There have been 76,000 dengue cases in 2022 (as of Friday, December 30), when compared to 36,000 last year (2021). At present, Colombo, Gampaha, Kalmunai and Puttalam have been identified as vulnerable areas.

“Usually, if there is a suspicion that a patient is suffering from dengue, an FBC is done once a day, but if the platelets drop below 200,000, this test needs to be done twice a day. If there is a platelet-count drop below 100,000, it is vital to do an FBC two to three times a day to ensure that the patient’s condition will not deteriorate,” Dr. Fernando said.

He said he was concerned that many poor patients were now being asked to get the FBCs done in the private sector.

A patient’s relative, in the case of a child it would often be the mother, would have to take a blood sample and rush to a nearby private laboratory. Most of them do not have the money for such a test which costs a minimum of Rs. 500. The running around causes immense worry and anxiety to them in addition to being concerned about their sick child.

Even in the medical and paediatric wards of the Negombo General Hospital, no FBCs are being performed, it is learnt.

An FBC is a common test which provides important information about cells which are in the blood.

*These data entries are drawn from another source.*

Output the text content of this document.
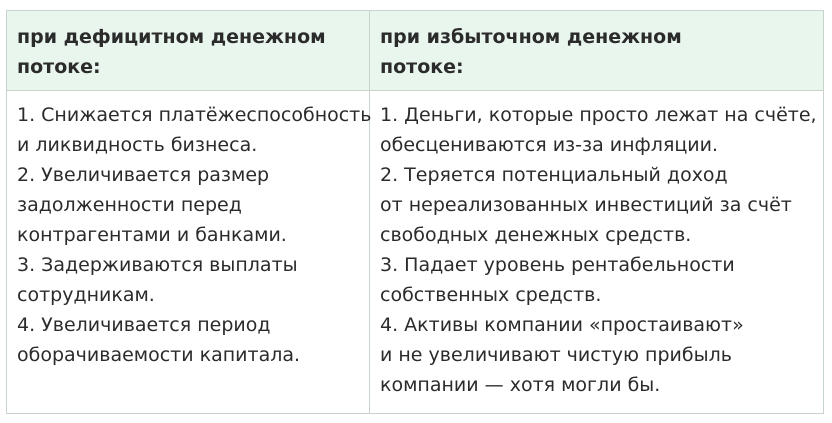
при дефицитном денежном
потоке:
при избыточном денежном
потоке:
1. Снижается платёжеспособность
и ликвидность бизнеса.
2. Увеличивается размер
задолженности перед
контрагентами и банками.
3. Задерживаются выплаты
сотрудникам.
4. Увеличивается период
оборачиваемости капитала.
1. Деньги, которые просто лежат на счёте,
обесцениваются из-за инфляции.
2. Теряется потенциальный доход
от нереализованных инвестиций за счёт
свободных денежных средств.
3. Падает уровень рентабельности
собственных средств.
4. Активы компании «простаивают»
и не увеличивают чистую прибыль
компании — хотя могли бы.
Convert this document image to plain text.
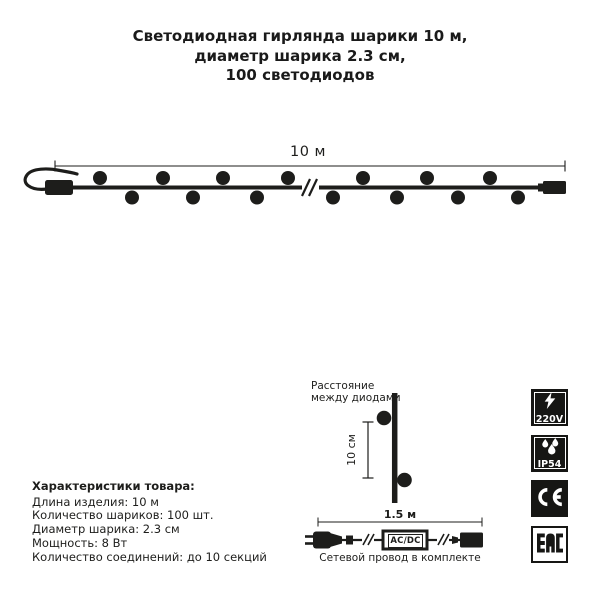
Светодиодная гирлянда шарики 10 м,
диаметр шарика 2.3 см,
100 светодиодов
10 м
Расстояние
между диодами
10 см
1.5 м
AC/DC
Сетевой провод в комплекте
Характеристики товара:
Длина изделия: 10 м
Количество шариков: 100 шт.
Диаметр шарика: 2.3 см
Мощность: 8 Вт
Количество соединений: до 10 секций
220V
IP54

These cells include red blood cells (containing haemoglobin, a protein that carries oxygen to all body tissues); white blood cells (which fight germs and control the immune process); and platelets (which aid in the blood-clotting process).

In November, an internal note from the Castle Street Hospital Director to the staff of this premier maternal health centre, instructed that no samples should be sent to the laboratory for FBCs until further notice, as there were no reagents. His note went viral on social media.